Coca-Cola, PepsiCo, Cadbury Schweppes and the American Beverage Association volunteered for the program that will ban some of their best-selling products from a market of 35 million US public school children.
Under the plan unveiled yesterday at Clinton's New York-based foundation, the number of calories in school beverages will be capped at 100 except for certain milks and juices. By comparison, a can of regular Coca-Cola has 140 calories.
''Today is significant much like it was when Roger Bannister ran a four-minute mile or when the sound barrier was broken. Many did it later but somebody had to do it first,'' said Arkansas Gov. Mike Huckabee, who has joined Clinton's campaign against child obesity and battled chronic obesity himself.
Since 1980, obesity rates have tripled among adolescents aged 13 to 17 and doubled among younger children, according to a federal government report issued on Tuesday. An estimated 16 percent of children aged 6 to 19 are obese, it said.
Clinton illustrated how the program could help, saying an 8-year-old who cuts 45 calories a day from his diet would be 20 pounds lighter by the time he or she graduates from high school.
The former president, who has had two heart-related operations in recent years and was overweight as a child, has made child obesity one of his top public policy issues since leaving the White House in 2001.

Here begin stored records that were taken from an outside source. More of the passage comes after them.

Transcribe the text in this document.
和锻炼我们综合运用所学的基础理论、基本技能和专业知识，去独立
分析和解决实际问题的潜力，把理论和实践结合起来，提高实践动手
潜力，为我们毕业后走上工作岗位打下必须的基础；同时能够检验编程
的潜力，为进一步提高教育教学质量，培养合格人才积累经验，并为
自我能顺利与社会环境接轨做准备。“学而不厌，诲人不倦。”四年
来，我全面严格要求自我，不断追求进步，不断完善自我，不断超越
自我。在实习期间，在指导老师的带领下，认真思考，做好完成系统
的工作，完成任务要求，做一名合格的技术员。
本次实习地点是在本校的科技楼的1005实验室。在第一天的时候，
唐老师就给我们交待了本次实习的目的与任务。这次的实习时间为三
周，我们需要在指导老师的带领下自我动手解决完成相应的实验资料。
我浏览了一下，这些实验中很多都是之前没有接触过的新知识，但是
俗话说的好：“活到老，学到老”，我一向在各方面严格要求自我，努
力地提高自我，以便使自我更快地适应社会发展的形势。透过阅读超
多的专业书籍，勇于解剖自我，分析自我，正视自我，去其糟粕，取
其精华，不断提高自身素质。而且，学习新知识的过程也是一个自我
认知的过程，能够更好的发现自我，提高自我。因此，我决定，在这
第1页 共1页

BUSINESS EFFECT SAID MINIMAL Clinton praised the beverage industry for taking a risk with the initiative. But one expert said vending machines in schools are not a big revenue source for carbonated soft-drink manufacturers.
''The effect on their business will be minimal,'' said Manny Goldman, a beverage industry consultant. ''There's a lot more than soft drinks that is responsible for childhood obesity. But soft drinks are visible products and are an easy target.'' The agreement is part of a larger effort by Clinton's nonprofit foundation and the American Heart Association to promote a better diet and more active lifestyle for youths.
The beverage industry agreed to apply the new limits to 75 percent of the nation's public and private schools before the start of the 2008-09 school year and apply it to all schools a year later.
Elementary schools will sell only water, small servings of juices with no added sweeteners, and small servings of milk that are fat-free or low-fat.
Middle schools will have the same restrictions while allowing slightly larger portion sizes. For high schools, at least half of available beverages must be water, zero-calorie and low-calorie drinks.